The Grand Panjandrum
@Zifnab: G.I. Joe reference! Win.
Tsulagi
Seems like Khamenei is scrambling to prove the old atheist Stalin’s maxim: He who votes is not important, he who counts the votes is. I think even real American Tits Harris would agree with that one.
A lesson not lost on Khamenei. The real power is with the Supreme Leader, not the President of Iran.

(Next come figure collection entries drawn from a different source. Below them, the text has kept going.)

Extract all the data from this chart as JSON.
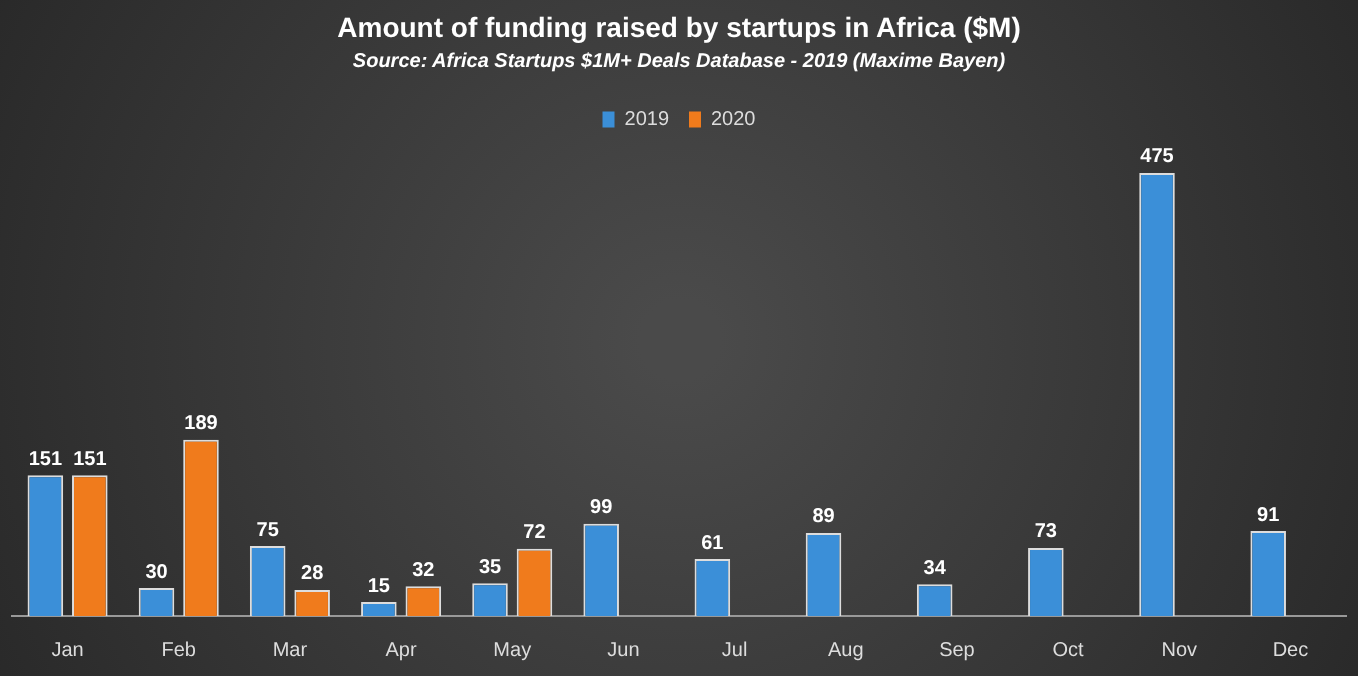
{
  "chart_data": {
    "type": "bar",
    "title": "Amount of funding raised by startups in Africa ($M)",
    "subtitle": "Source: Africa Startups $1M+ Deals Database - 2019 (Maxime Bayen)",
    "categories": [
      "Jan",
      "Feb",
      "Mar",
      "Apr",
      "May",
      "Jun",
      "Jul",
      "Aug",
      "Sep",
      "Oct",
      "Nov",
      "Dec"
    ],
    "series": [
      {
        "name": "2019",
        "color": "#3b8fd8",
        "values": [
          151,
          30,
          75,
          15,
          35,
          99,
          61,
          89,
          34,
          73,
          475,
          91
        ]
      },
      {
        "name": "2020",
        "color": "#f07b1c",
        "values": [
          151,
          189,
          28,
          32,
          72,
          null,
          null,
          null,
          null,
          null,
          null,
          null
        ]
      }
    ],
    "data_labels": true,
    "legend": "top",
    "grid": false
  }
}
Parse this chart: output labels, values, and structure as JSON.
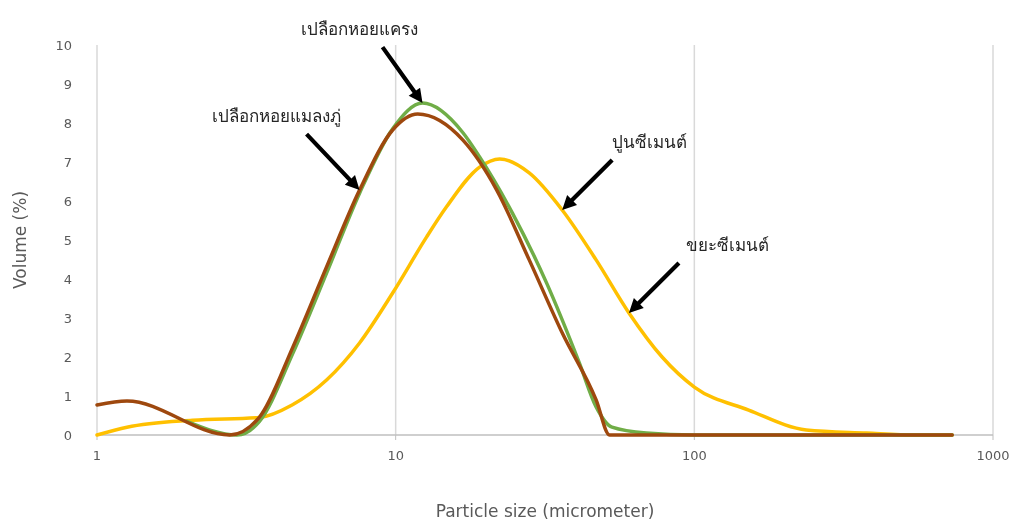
{
  "chart_data": {
    "type": "line",
    "xlabel": "Particle size (micrometer)",
    "ylabel": "Volume (%)",
    "log": "x",
    "xlim": [
      1,
      1000
    ],
    "xticks": [
      1,
      10,
      100,
      1000
    ],
    "ylim": [
      0,
      10
    ],
    "yticks": [
      0,
      1,
      2,
      3,
      4,
      5,
      6,
      7,
      8,
      9,
      10
    ],
    "grid": "x",
    "line_style": "solid",
    "series": [
      {
        "color": "#ffc000",
        "x": [
          1,
          1.26,
          2.09,
          3.5,
          4.5,
          5.87,
          7.57,
          9.77,
          12.7,
          14.8,
          19.1,
          22.3,
          28,
          36.1,
          46.9,
          60.4,
          78,
          100,
          152,
          237,
          377,
          550,
          730
        ],
        "values": [
          0,
          0.2,
          0.38,
          0.45,
          0.77,
          1.41,
          2.36,
          3.64,
          5.08,
          5.85,
          6.87,
          7.08,
          6.72,
          5.77,
          4.49,
          3.13,
          2,
          1.23,
          0.64,
          0.13,
          0.05,
          0,
          0
        ]
      },
      {
        "color": "#70ad47",
        "x": [
          2,
          2.94,
          3.5,
          4.53,
          5.87,
          7.57,
          9.77,
          12.3,
          16.8,
          19.1,
          24.6,
          32,
          41.2,
          46.9,
          53,
          69,
          100,
          730
        ],
        "values": [
          0.35,
          0,
          0.35,
          2.1,
          4.15,
          6.2,
          7.85,
          8.51,
          7.75,
          7.13,
          5.69,
          3.9,
          1.85,
          0.72,
          0.2,
          0.05,
          0,
          0
        ]
      },
      {
        "color": "#9e480e",
        "x": [
          1,
          1.26,
          2.78,
          3.5,
          4.53,
          5.87,
          7.57,
          9.77,
          11.85,
          16.8,
          21.8,
          28,
          36.1,
          46.9,
          52,
          100,
          730
        ],
        "values": [
          0.77,
          0.87,
          0,
          0.46,
          2.26,
          4.31,
          6.28,
          7.82,
          8.23,
          7.56,
          6.28,
          4.49,
          2.62,
          0.9,
          0,
          0,
          0
        ]
      }
    ],
    "annotations": [
      "เปลือกหอยแครง",
      "เปลือกหอยแมลงภู่",
      "ปูนซีเมนต์",
      "ขยะซีเมนต์"
    ]
  }
}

As far as the military, while the regular Army and police nominally answer to the president, their constitution subordinates the executive branch to the supreme leader. Also, the supreme leader directly controls the better trained and equipped Iranian Revolutionary Guard, and the Basij who are roughly akin to their National Guard. Both originally formed by Khomeini. That top turban knew while it was all nice and good to speak with God’s authority, it didn’t hurt to have your own trigger pullers here on Earth.
ChrisB
Meanwhile, those Iranian soccer players who wore green wristbands have been banned for life:
http://www.guardian.co.uk/world/2009/jun/23/iran-football-protest-ban
(via Andrew Sullivan). Best line from the Guardian article:
bjacques
They aren’t clerics; they’re evil high priests. May they fail their saving throw against revolution.
Elie
Attached a link to Al Giordano’s site, The Field — very informative with I think some interesting analysis of events and how they may play out
http://narcosphere.narconews.com/thefield
Woodrow "asim" Jarvis Hill
@stras: As reposted by Sully (I use this link because the HuffPo liveblog is a huge one-pager, and also archived):
That said, I would counter with the notion that, truthfully, no one outside of the deep internals of Iranian politics really knows what’s going to occur. this is why I threw in “allegedly” — with his kids having been send to jail for a spell, it’s impossible to know where Rafsanjani stands at the moment. The legal causeway exists — but then, according to Musavi, there is supported to be a right to free assembly w/o permit, as well, as we see how far that’s gone.
I’d also second The Field, which has been doing an amazing job with analysis of how this Movement might play out vis a vis other, similar, actions. His latest post is a summation of a conversation he had with Iranian experts as well as others on the most likely route for this Movement, and quite interesting.